You may develop shinsplints if you overpronate (meaning you walk on the inner margins of your feet) or if you have fallen arches. If that is the case, over-the-counter shoe inserts can help.

2.Try Massage

Massage can increase blood flow to the painful area, which facilitates healing. The form that is best for shinsplints is called cross-friction massage. It can be painful, though, so it is best to have it done by a physical therapist or massage therapist.

3.Try Ice

Ice is a good therapy for the first few days that you have pain. It is recommended to use this treatment. Fill a paper cup with water and freeze it. Then peel back the top inch or so of the cup to expose the ice. Rub the ice on the painful site for 15 minutes. Do this twice a day.

4.Make It Hot

After the third day, switch from ice to heat. Apply moist heat – a bath, a shower, or a moist heating pad will do for 15 minutes once or twice a day. If you opt for a heating pad, first rub vinegar on your sore shin and then cover the area with plastic. Then place the heating pad over top.

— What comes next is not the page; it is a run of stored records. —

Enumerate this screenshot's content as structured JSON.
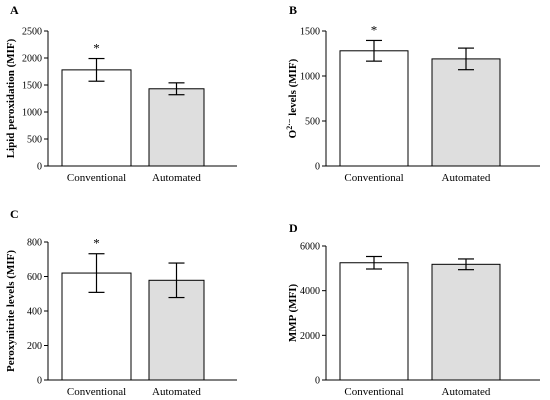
{
  "chart_data": [
    {
      "panel": "A",
      "type": "bar",
      "categories": [
        "Conventional",
        "Automated"
      ],
      "values": [
        1780,
        1430
      ],
      "errors": [
        210,
        110
      ],
      "significance": [
        "*",
        ""
      ],
      "ylabel": "Lipid peroxidation (MIF)",
      "ylim": [
        0,
        2500
      ],
      "yticks": [
        0,
        500,
        1000,
        1500,
        2000,
        2500
      ],
      "colors": [
        "#ffffff",
        "#dedede"
      ]
    },
    {
      "panel": "B",
      "type": "bar",
      "categories": [
        "Conventional",
        "Automated"
      ],
      "values": [
        1280,
        1190
      ],
      "errors": [
        115,
        120
      ],
      "significance": [
        "*",
        ""
      ],
      "ylabel_main": "O",
      "ylabel_sup": "2·−",
      "ylabel_rest": " levels (MIF)",
      "ylim": [
        0,
        1500
      ],
      "yticks": [
        0,
        500,
        1000,
        1500
      ],
      "colors": [
        "#ffffff",
        "#dedede"
      ]
    },
    {
      "panel": "C",
      "type": "bar",
      "categories": [
        "Conventional",
        "Automated"
      ],
      "values": [
        620,
        578
      ],
      "errors": [
        112,
        100
      ],
      "significance": [
        "*",
        ""
      ],
      "ylabel": "Peroxynitrite levels (MIF)",
      "ylim": [
        0,
        800
      ],
      "yticks": [
        0,
        200,
        400,
        600,
        800
      ],
      "colors": [
        "#ffffff",
        "#dedede"
      ]
    },
    {
      "panel": "D",
      "type": "bar",
      "categories": [
        "Conventional",
        "Automated"
      ],
      "values": [
        5250,
        5180
      ],
      "errors": [
        280,
        240
      ],
      "significance": [
        "",
        ""
      ],
      "ylabel": "MMP (MFI)",
      "ylim": [
        0,
        6000
      ],
      "yticks": [
        0,
        2000,
        4000,
        6000
      ],
      "colors": [
        "#ffffff",
        "#dedede"
      ]
    }
  ]
}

5.Get Up And Running Gradually

Once the pain subsides, you will feel that you can resume your normal level of activity. But take it slow at first. If you are used to running a certain number of miles, for example, start at about two-thirds the distance. If you don't notice any symptoms, then continue to add mileage over the course of two weeks.

6.Workouts

While you do not want to do anything to aggravate your shinsplints, that does not mean that you should become a couch potato. A stationary bicycle provides a good alternative workout. Start with 5 to 10 minute sessions, two or three times a day, working up to 20 minute sessions. Be sure the cycle is set at maximum tension.

7.Build Your Best Defense

Strengthening the lower leg muscles is the best way to prevent shinsplints from happening again. It is recommended to this method. Stand with both knees straight, holding on to a table or a chair for support. Rise up on your toes and hold for 5 seconds, then lower your heels to the floor. Start with 10 repetitions and gradually work up to 30. Do the exercise two or three times a day.